The exit poll results flash up on screen and I realise with a horrible dread that the future we had dared to hope for isn’t going to happen. At least not under the current system.

Democracy is broken. I knew it before but now I’m beyond convinced. A first past the post system meant that approximately 45% of the public vote didn’t count. How can those views be discounted, who does this system protect and which members of our community did it silence? Thoughts of a climate apartheid run through my mind. I am terrified of how ordinary people are going to be demonised and left to bear the brunt of climate and ecological collapse despite contributing the least to it.

Later my friends and I come to the same conclusion, that our present situation, rife with inadequate climate action and rampant inequality, has left us with no other option than to continue to organise. We are in it for the long haul, we know we are going to know each other for a long time now and that morally we have no other option than to fight in our communities and to amplify the voices of other communities for climate justice.

Extinction Rebellion was my first foray into activism. I joined because I was sick of hiding behind a computer screen, signing petitions, retweeting climate stories and seeing nothing happen. I wanted to be part of a community, standing, sitting, locking on – however scary – with other people because to continue doing what I had been doing, frozen with fear and depression, was even scarier.

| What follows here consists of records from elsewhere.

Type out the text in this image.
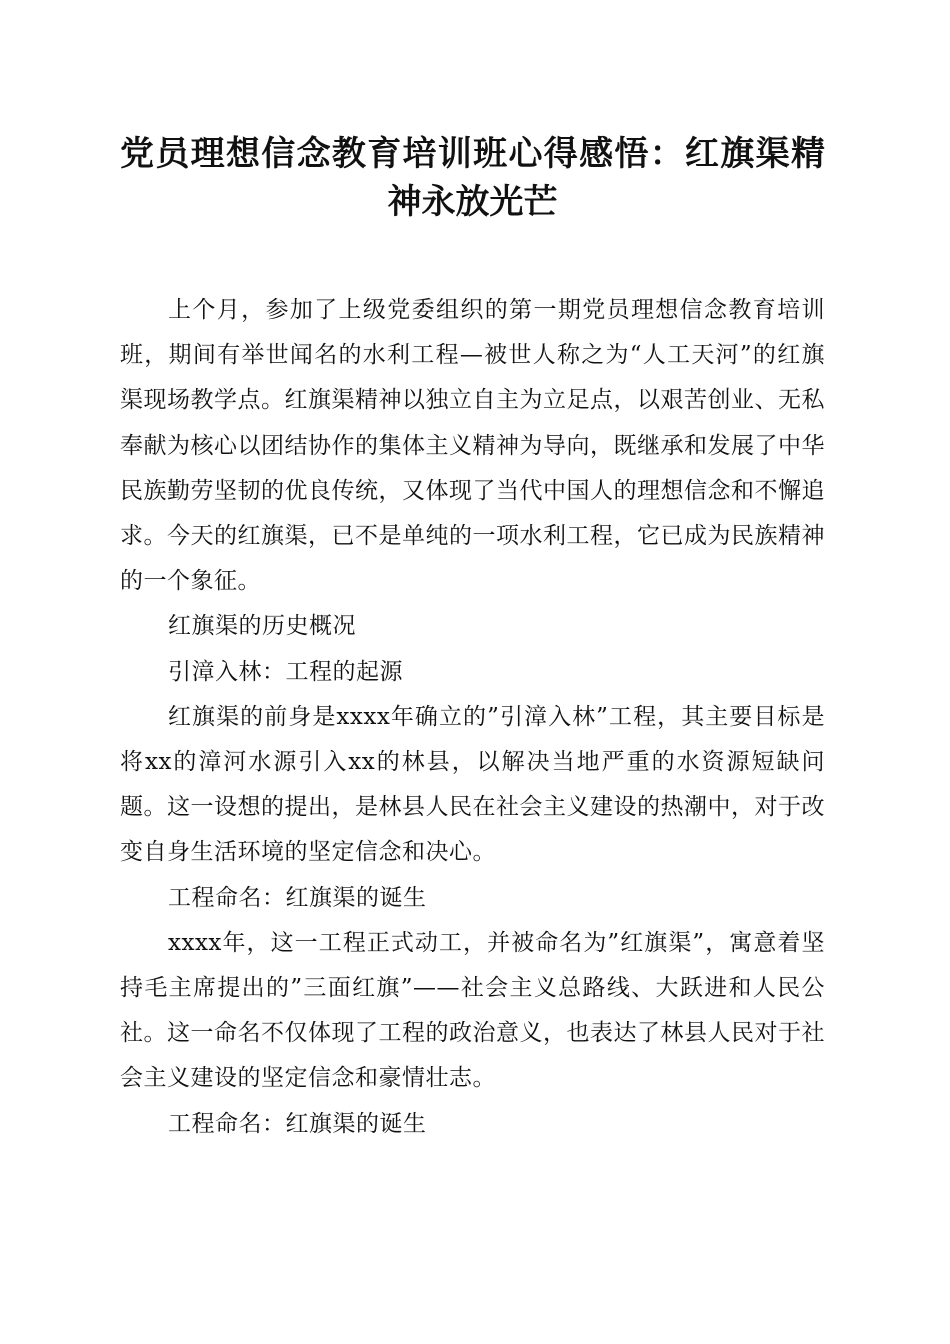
党员理想信念教育培训班心得感悟：红旗渠精神永放光芒

上个月，参加了上级党委组织的第一期党员理想信念教育培训班，期间有举世闻名的水利工程—被世人称之为“人工天河”的红旗渠现场教学点。红旗渠精神以独立自主为立足点，以艰苦创业、无私奉献为核心以团结协作的集体主义精神为导向，既继承和发展了中华民族勤劳坚韧的优良传统，又体现了当代中国人的理想信念和不懈追求。今天的红旗渠，已不是单纯的一项水利工程，它已成为民族精神的一个象征。

红旗渠的历史概况

引漳入林：工程的起源

红旗渠的前身是xxxx年确立的”引漳入林”工程，其主要目标是将xx的漳河水源引入xx的林县，以解决当地严重的水资源短缺问题。这一设想的提出，是林县人民在社会主义建设的热潮中，对于改变自身生活环境的坚定信念和决心。

工程命名：红旗渠的诞生

xxxx年，这一工程正式动工，并被命名为”红旗渠”，寓意着坚持毛主席提出的”三面红旗”——社会主义总路线、大跃进和人民公社。这一命名不仅体现了工程的政治意义，也表达了林县人民对于社会主义建设的坚定信念和豪情壮志。

工程命名：红旗渠的诞生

A first past the post system meant that approximately 45% of the public vote didn’t count

After attending two meetings I found myself in the middle of the National Museum of Scotland in Edinburgh on a freezing February night surrounded by new friends trying to stop the Scottish Oil Club Dinner. It’s the best action I’ve taken part in and the one that I measure every other action against. It was an action that included nearly everyone I was with on election night, all of whom are active in their communities and all of whom are part of a smaller personal community I now call my friends. I believe now, more than ever, is the time to hold friends close, to restore – however difficult – trust in other people to do the right thing, and to empower people to take part in activism because we are powerful, and we won’t be silenced.